I went away to college and Pam came back to NKY to spend more time with her mom. We were an hour and a half apart, but at least we weren’t on two separate parts of the country. We were making progress! I would go home to visit or she would come down to visit me at school and experience some of that authentic college life. Shortly after celebrating our twenty first birthdays, Pam made the decision, again, to head back to Texas to be with her then boyfriend [now husband] and finish her degree.

Over the next few years Pam made regular visits back to NKY. I made my first visit to Texas for a long weekend to celebrate her and Tyler’s beautiful wedding. At that point we were only seeing each other maybe once a year. After that weekend it was still clear that our friendship was going strong. The following year, Pam and Tyler made the trip to be a part of our wedding.  It has seriously been an additional benefit that our husbands have become friends too. Sometimes we even catch them playing each other on Call of Duty late at night. Distance has nothing on us!

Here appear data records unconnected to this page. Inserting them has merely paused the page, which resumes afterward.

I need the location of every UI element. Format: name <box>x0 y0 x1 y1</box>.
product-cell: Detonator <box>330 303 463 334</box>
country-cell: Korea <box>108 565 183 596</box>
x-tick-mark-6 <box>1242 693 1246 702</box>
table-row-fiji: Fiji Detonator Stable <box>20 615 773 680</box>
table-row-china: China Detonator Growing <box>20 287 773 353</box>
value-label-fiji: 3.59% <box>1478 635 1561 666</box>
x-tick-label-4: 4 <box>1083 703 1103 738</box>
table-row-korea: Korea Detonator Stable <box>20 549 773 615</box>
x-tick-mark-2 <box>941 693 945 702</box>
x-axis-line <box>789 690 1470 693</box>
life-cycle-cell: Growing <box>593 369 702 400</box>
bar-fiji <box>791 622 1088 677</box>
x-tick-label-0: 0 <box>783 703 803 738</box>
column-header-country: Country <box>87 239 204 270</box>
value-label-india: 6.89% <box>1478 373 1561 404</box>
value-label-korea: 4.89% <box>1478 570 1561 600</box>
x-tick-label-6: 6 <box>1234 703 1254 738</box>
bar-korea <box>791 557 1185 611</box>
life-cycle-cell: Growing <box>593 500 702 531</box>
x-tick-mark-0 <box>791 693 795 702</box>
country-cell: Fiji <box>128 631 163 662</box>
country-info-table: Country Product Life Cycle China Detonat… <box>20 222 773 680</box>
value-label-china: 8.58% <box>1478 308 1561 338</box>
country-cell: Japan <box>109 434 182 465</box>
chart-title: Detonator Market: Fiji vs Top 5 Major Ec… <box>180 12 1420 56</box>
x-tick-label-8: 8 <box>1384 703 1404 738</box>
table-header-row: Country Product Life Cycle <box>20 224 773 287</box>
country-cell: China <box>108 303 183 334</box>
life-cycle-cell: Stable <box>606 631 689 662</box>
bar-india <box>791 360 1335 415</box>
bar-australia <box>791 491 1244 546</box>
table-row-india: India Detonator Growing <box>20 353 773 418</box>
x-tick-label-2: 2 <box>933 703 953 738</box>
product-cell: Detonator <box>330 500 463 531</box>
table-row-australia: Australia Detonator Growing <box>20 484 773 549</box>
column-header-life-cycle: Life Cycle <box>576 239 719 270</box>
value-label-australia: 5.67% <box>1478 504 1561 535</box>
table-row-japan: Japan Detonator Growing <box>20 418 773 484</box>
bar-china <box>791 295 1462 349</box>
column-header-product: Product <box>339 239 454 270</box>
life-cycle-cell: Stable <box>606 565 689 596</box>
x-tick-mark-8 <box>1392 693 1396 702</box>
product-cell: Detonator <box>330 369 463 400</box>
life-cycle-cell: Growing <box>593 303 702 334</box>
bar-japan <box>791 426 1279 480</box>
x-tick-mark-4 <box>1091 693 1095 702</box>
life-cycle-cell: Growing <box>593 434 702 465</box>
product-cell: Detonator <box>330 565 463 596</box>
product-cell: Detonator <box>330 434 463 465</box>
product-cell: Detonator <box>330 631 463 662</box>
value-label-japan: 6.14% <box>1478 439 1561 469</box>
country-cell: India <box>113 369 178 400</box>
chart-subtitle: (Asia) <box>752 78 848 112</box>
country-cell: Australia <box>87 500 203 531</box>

Our friendship began more than 14 years ago. In the last seven years, as we have started lives with our husbands, had kids, and moved several different places, we have continued to stay in touch. Now that Pam and her husband live in Georgia we make it a yearly thing to meet up at my family’s place in Hilton Head, South Carolina. Any other chance we get to make a trip to see one another it is an added bonus. Everyone needs to have a friendship like ours to go through life. We may have very different lifestyles these days, but we respect and cheer each other on in anything we do. Each time we get together it’s like no time has passed between us. We are able to pick up right where we left off and just enjoy every moment. We laugh, we cry, but most of all we’re a safe haven to share whatever is going on in life.

Our friendship has been defined by the distance, but it has not kept us from continuing our lifelong friendship.